LA DECISIONE DI LONDRA
Sebbene la decisione sul consentire o meno a Huawei di partecipare alla implementazione del 5G di Londra non sia stata ancora ufficialmente presa, a preoccupare Washington ci sono però le indiscrezioni finora trapelate con grande clamore ed effetti a catena anche nella composizione della compagine al governo. Il primo maggio la May ha licenziato in tronco il segretario alla Difesa Gavin Williamson, accusato di aver confidato al Telegraph l’esito di una riunione del Consiglio di Sicurezza Nazionale britannico durante la quale la premier avrebbe ignorato le obiezioni di alcuni consiglieri, compreso l’ex ministro, sull’opportunità di consentire una partecipazione del colosso cinese nelle nuove reti (frutto, evidenziano alcuni addetti ai lavori, soprattutto della volontà di Londra di lasciare quante più porte aperte possibili prima dell’uscita dall’Unione europea).
Ad aumentare il fronte del no al 5G made in Cina nel Regno Unito c’è la recente segnalazione di alcune presunte falle riscontrate oltremanica (e non solo) – secondo documenti ottenuti da Bloomberg – nelle apparecchiature della compagnia cinese.
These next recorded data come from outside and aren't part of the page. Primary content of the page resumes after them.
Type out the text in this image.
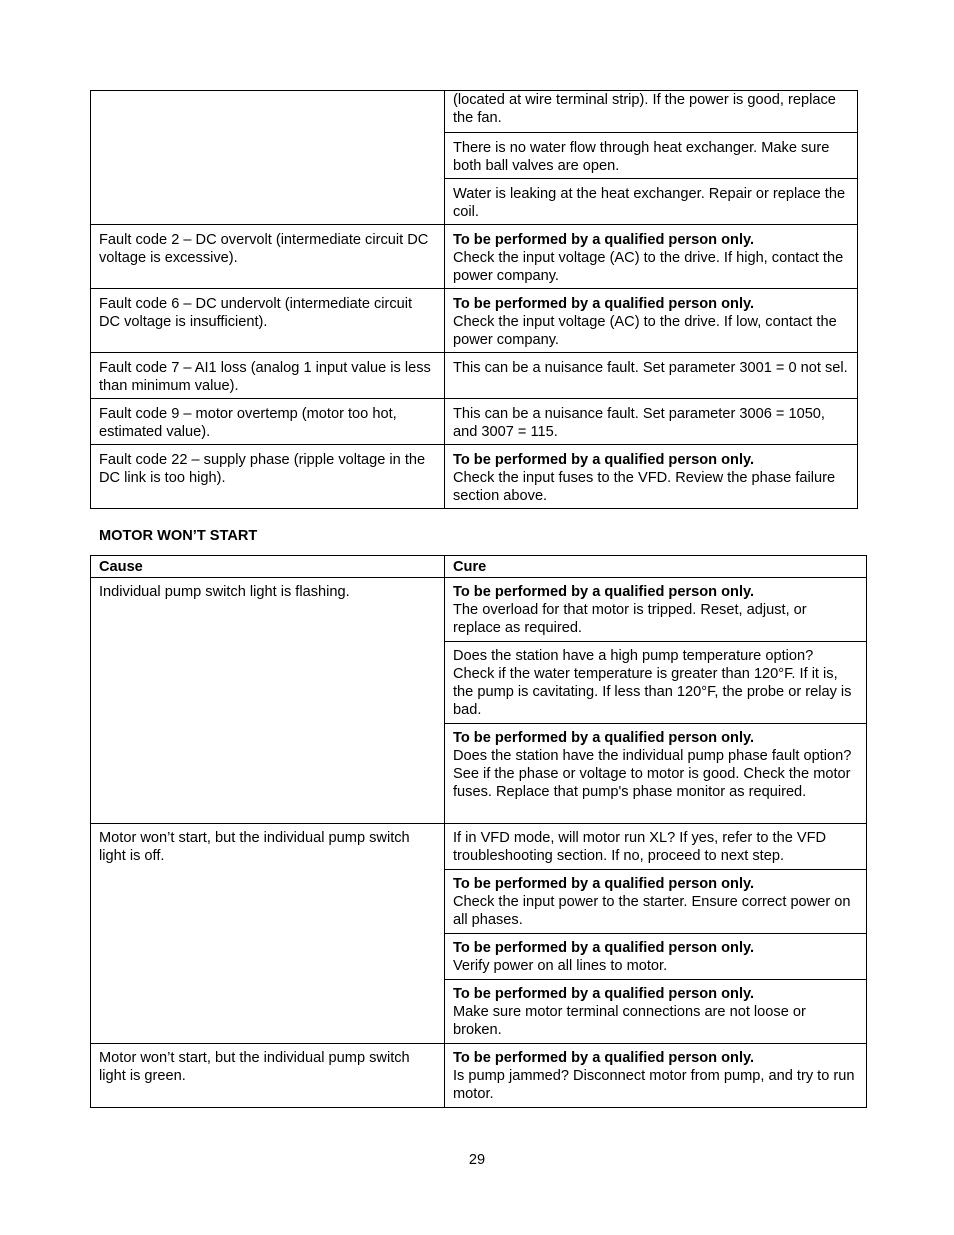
	(located at wire terminal strip). If the power is good, replace the fan.

	There is no water flow through heat exchanger. Make sure both ball valves are open.

	Water is leaking at the heat exchanger. Repair or replace the coil.

Fault code 2 – DC overvolt (intermediate circuit DC voltage is excessive).	To be performed by a qualified person only.
Check the input voltage (AC) to the drive. If high, contact the power company.

Fault code 6 – DC undervolt (intermediate circuit DC voltage is insufficient).	To be performed by a qualified person only.
Check the input voltage (AC) to the drive. If low, contact the power company.

Fault code 7 – AI1 loss (analog 1 input value is less than minimum value).	This can be a nuisance fault. Set parameter 3001 = 0 not sel.

Fault code 9 – motor overtemp (motor too hot, estimated value).	This can be a nuisance fault. Set parameter 3006 = 1050, and 3007 = 115.

Fault code 22 – supply phase (ripple voltage in the DC link is too high).	To be performed by a qualified person only.
Check the input fuses to the VFD. Review the phase failure section above.
MOTOR WON’T START
Cause	Cure

Individual pump switch light is flashing.	To be performed by a qualified person only.
The overload for that motor is tripped. Reset, adjust, or replace as required.

	Does the station have a high pump temperature option? Check if the water temperature is greater than 120°F. If it is, the pump is cavitating. If less than 120°F, the probe or relay is bad.

	To be performed by a qualified person only.
Does the station have the individual pump phase fault option? See if the phase or voltage to motor is good. Check the motor fuses. Replace that pump's phase monitor as required.

Motor won’t start, but the individual pump switch light is off.	If in VFD mode, will motor run XL? If yes, refer to the VFD troubleshooting section. If no, proceed to next step.

	To be performed by a qualified person only.
Check the input power to the starter. Ensure correct power on all phases.

	To be performed by a qualified person only.
Verify power on all lines to motor.

	To be performed by a qualified person only.
Make sure motor terminal connections are not loose or broken.

Motor won’t start, but the individual pump switch light is green.	To be performed by a qualified person only.
Is pump jammed? Disconnect motor from pump, and try to run motor.
29
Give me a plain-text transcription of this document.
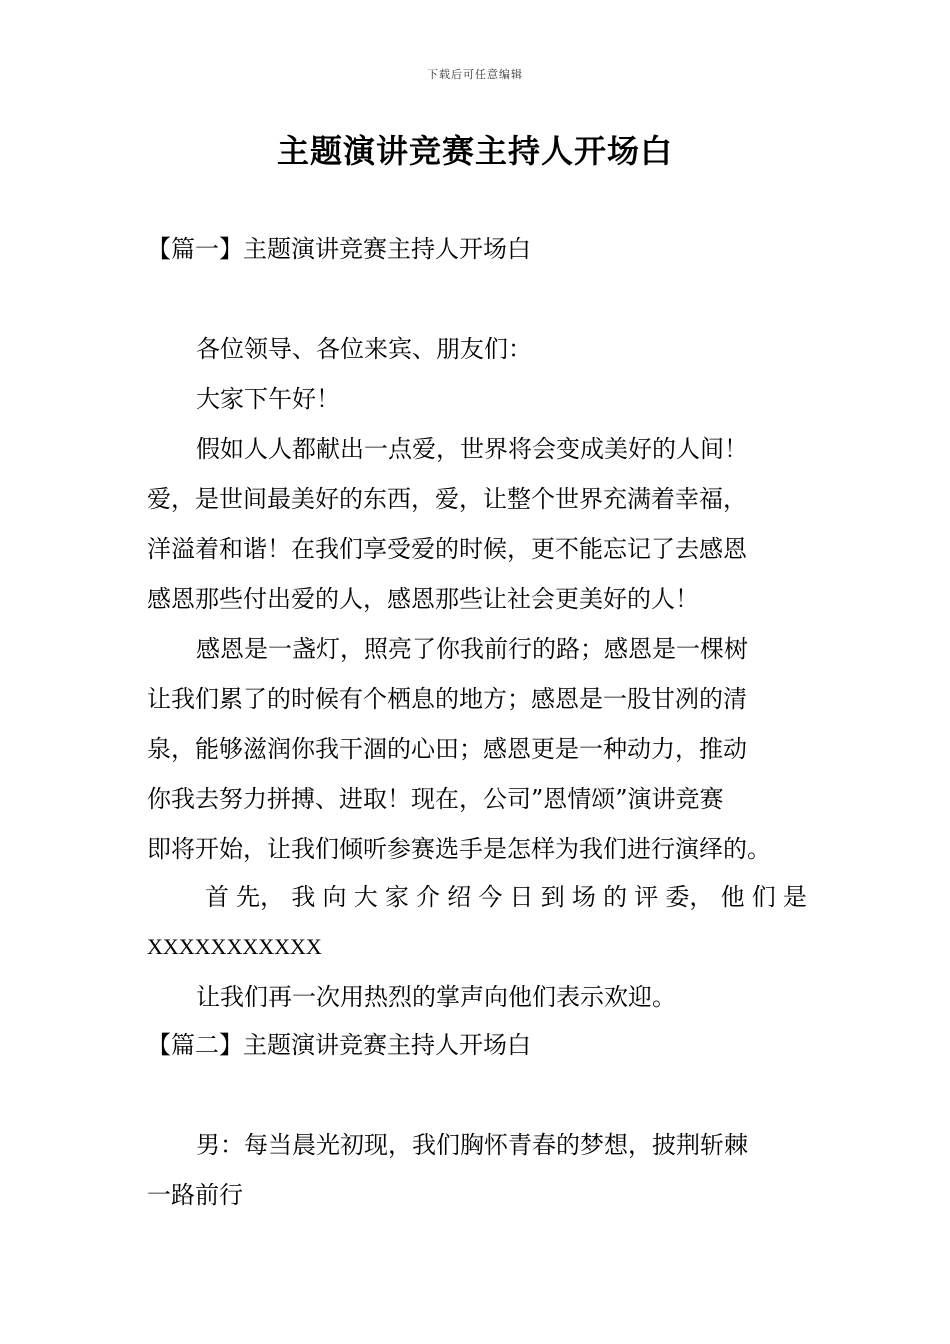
下载后可任意编辑
主题演讲竞赛主持人开场白
【篇一】主题演讲竞赛主持人开场白
各位领导、各位来宾、朋友们：
大家下午好！
假如人人都献出一点爱，世界将会变成美好的人间！
爱，是世间最美好的东西，爱，让整个世界充满着幸福，
洋溢着和谐！在我们享受爱的时候，更不能忘记了去感恩
感恩那些付出爱的人，感恩那些让社会更美好的人！
感恩是一盏灯，照亮了你我前行的路；感恩是一棵树
让我们累了的时候有个栖息的地方；感恩是一股甘冽的清
泉，能够滋润你我干涸的心田；感恩更是一种动力，推动
你我去努力拼搏、进取！现在，公司”恩情颂”演讲竞赛
即将开始，让我们倾听参赛选手是怎样为我们进行演绎的。
首 先， 我 向 大 家 介 绍 今 日 到 场 的 评 委， 他 们 是
XXXXXXXXXXX
让我们再一次用热烈的掌声向他们表示欢迎。
【篇二】主题演讲竞赛主持人开场白
男：每当晨光初现，我们胸怀青春的梦想，披荆斩棘
一路前行
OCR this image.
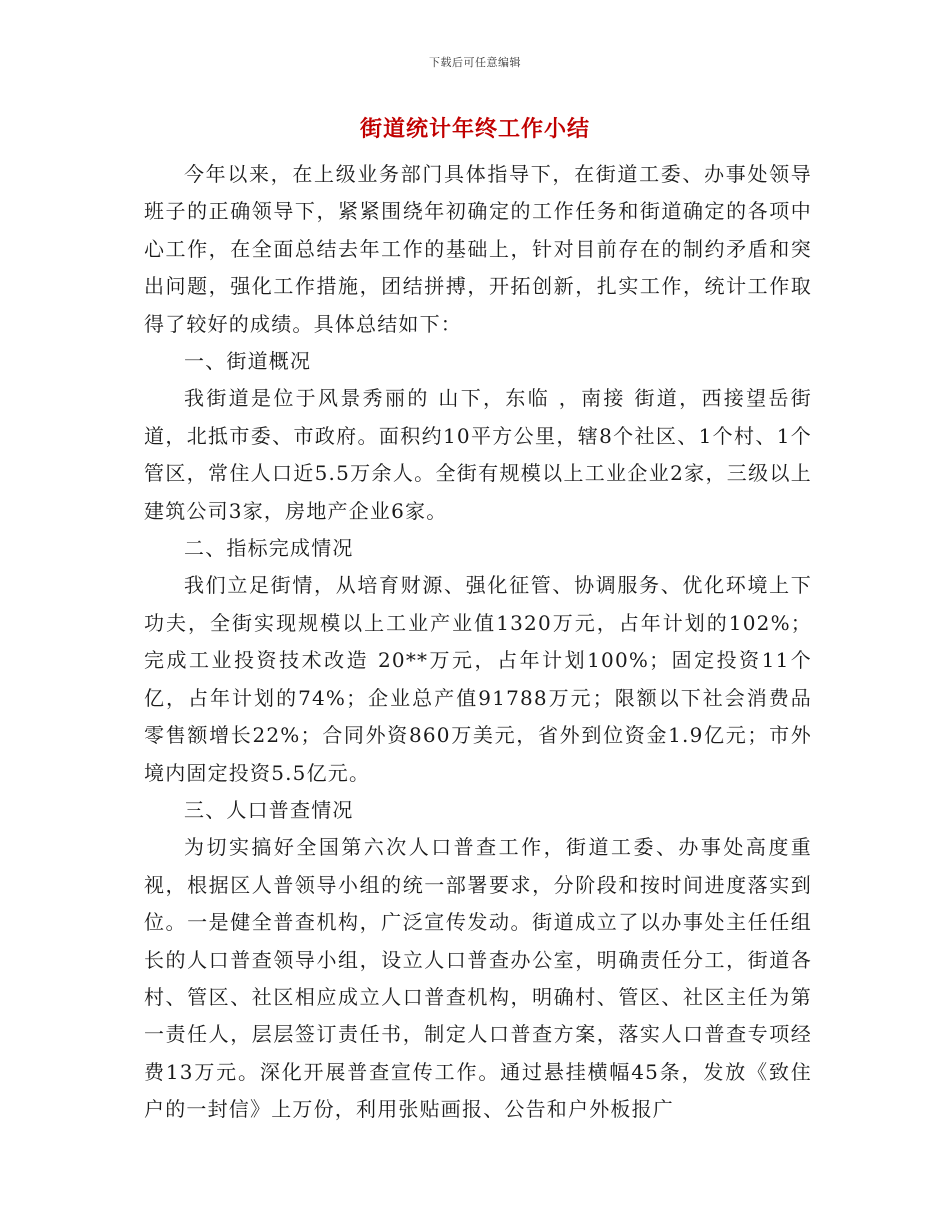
下载后可任意编辑
街道统计年终工作小结

今年以来，在上级业务部门具体指导下，在街道工委、办事处领导班子的正确领导下，紧紧围绕年初确定的工作任务和街道确定的各项中心工作，在全面总结去年工作的基础上，针对目前存在的制约矛盾和突出问题，强化工作措施，团结拼搏，开拓创新，扎实工作，统计工作取得了较好的成绩。具体总结如下：

一、街道概况

我街道是位于风景秀丽的 山下，东临 ，南接 街道，西接望岳街道，北抵市委、市政府。面积约10平方公里，辖8个社区、1个村、1个管区，常住人口近5.5万余人。全街有规模以上工业企业2家，三级以上建筑公司3家，房地产企业6家。

二、指标完成情况

我们立足街情，从培育财源、强化征管、协调服务、优化环境上下功夫，全街实现规模以上工业产业值1320万元，占年计划的102%；完成工业投资技术改造 20**万元，占年计划100%；固定投资11个亿，占年计划的74%；企业总产值91788万元；限额以下社会消费品零售额增长22%；合同外资860万美元，省外到位资金1.9亿元；市外境内固定投资5.5亿元。

三、人口普查情况

为切实搞好全国第六次人口普查工作，街道工委、办事处高度重视，根据区人普领导小组的统一部署要求，分阶段和按时间进度落实到位。一是健全普查机构，广泛宣传发动。街道成立了以办事处主任任组长的人口普查领导小组，设立人口普查办公室，明确责任分工，街道各村、管区、社区相应成立人口普查机构，明确村、管区、社区主任为第一责任人，层层签订责任书，制定人口普查方案，落实人口普查专项经费13万元。深化开展普查宣传工作。通过悬挂横幅45条，发放《致住户的一封信》上万份，利用张贴画报、公告和户外板报广
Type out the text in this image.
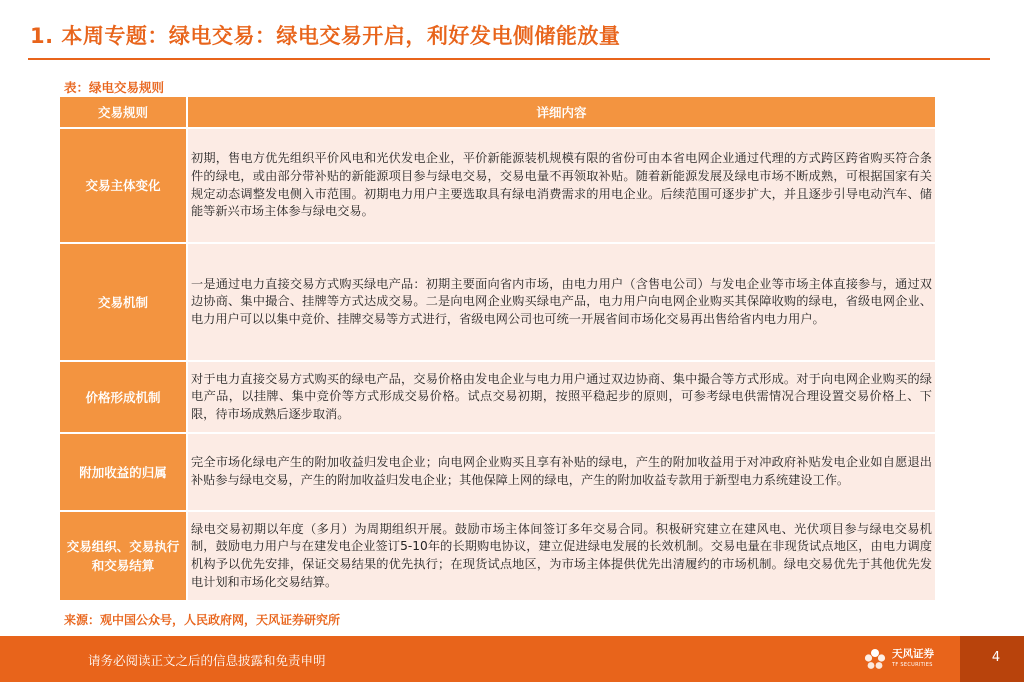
1. 本周专题：绿电交易：绿电交易开启，利好发电侧储能放量
表：绿电交易规则
交易规则	详细内容
交易主体变化	初期，售电方优先组织平价风电和光伏发电企业，平价新能源装机规模有限的省份可由本省电网企业通过代理的方式跨区跨省购买符合条件的绿电，或由部分带补贴的新能源项目参与绿电交易，交易电量不再领取补贴。随着新能源发展及绿电市场不断成熟，可根据国家有关规定动态调整发电侧入市范围。初期电力用户主要选取具有绿电消费需求的用电企业。后续范围可逐步扩大，并且逐步引导电动汽车、储能等新兴市场主体参与绿电交易。
交易机制	一是通过电力直接交易方式购买绿电产品：初期主要面向省内市场，由电力用户（含售电公司）与发电企业等市场主体直接参与，通过双边协商、集中撮合、挂牌等方式达成交易。二是向电网企业购买绿电产品，电力用户向电网企业购买其保障收购的绿电，省级电网企业、电力用户可以以集中竞价、挂牌交易等方式进行，省级电网公司也可统一开展省间市场化交易再出售给省内电力用户。
价格形成机制	对于电力直接交易方式购买的绿电产品，交易价格由发电企业与电力用户通过双边协商、集中撮合等方式形成。对于向电网企业购买的绿电产品，以挂牌、集中竞价等方式形成交易价格。试点交易初期，按照平稳起步的原则，可参考绿电供需情况合理设置交易价格上、下限，待市场成熟后逐步取消。
附加收益的归属	完全市场化绿电产生的附加收益归发电企业；向电网企业购买且享有补贴的绿电，产生的附加收益用于对冲政府补贴发电企业如自愿退出补贴参与绿电交易，产生的附加收益归发电企业；其他保障上网的绿电，产生的附加收益专款用于新型电力系统建设工作。
交易组织、交易执行和交易结算	绿电交易初期以年度（多月）为周期组织开展。鼓励市场主体间签订多年交易合同。积极研究建立在建风电、光伏项目参与绿电交易机制，鼓励电力用户与在建发电企业签订5-10年的长期购电协议，建立促进绿电发展的长效机制。交易电量在非现货试点地区，由电力调度机构予以优先安排，保证交易结果的优先执行；在现货试点地区，为市场主体提供优先出清履约的市场机制。绿电交易优先于其他优先发电计划和市场化交易结算。
来源：观中国公众号，人民政府网，天风证券研究所
请务必阅读正文之后的信息披露和免责申明	天风证券
TF SECURITIES	4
Ma anche le notizie, emerso sulla stampa britannica, che mesi mesi addietro Washington avesse comunicato a Londra, e agli altri Paesi che compongono i ‘Cinque occhi’, l’esistenza di un supposto finanziamento dell’intelligence di Pechino alla telco cinese, nonché di dubbi circa la vera proprietà dell’azienda, che invece continua a dichiararsi privata.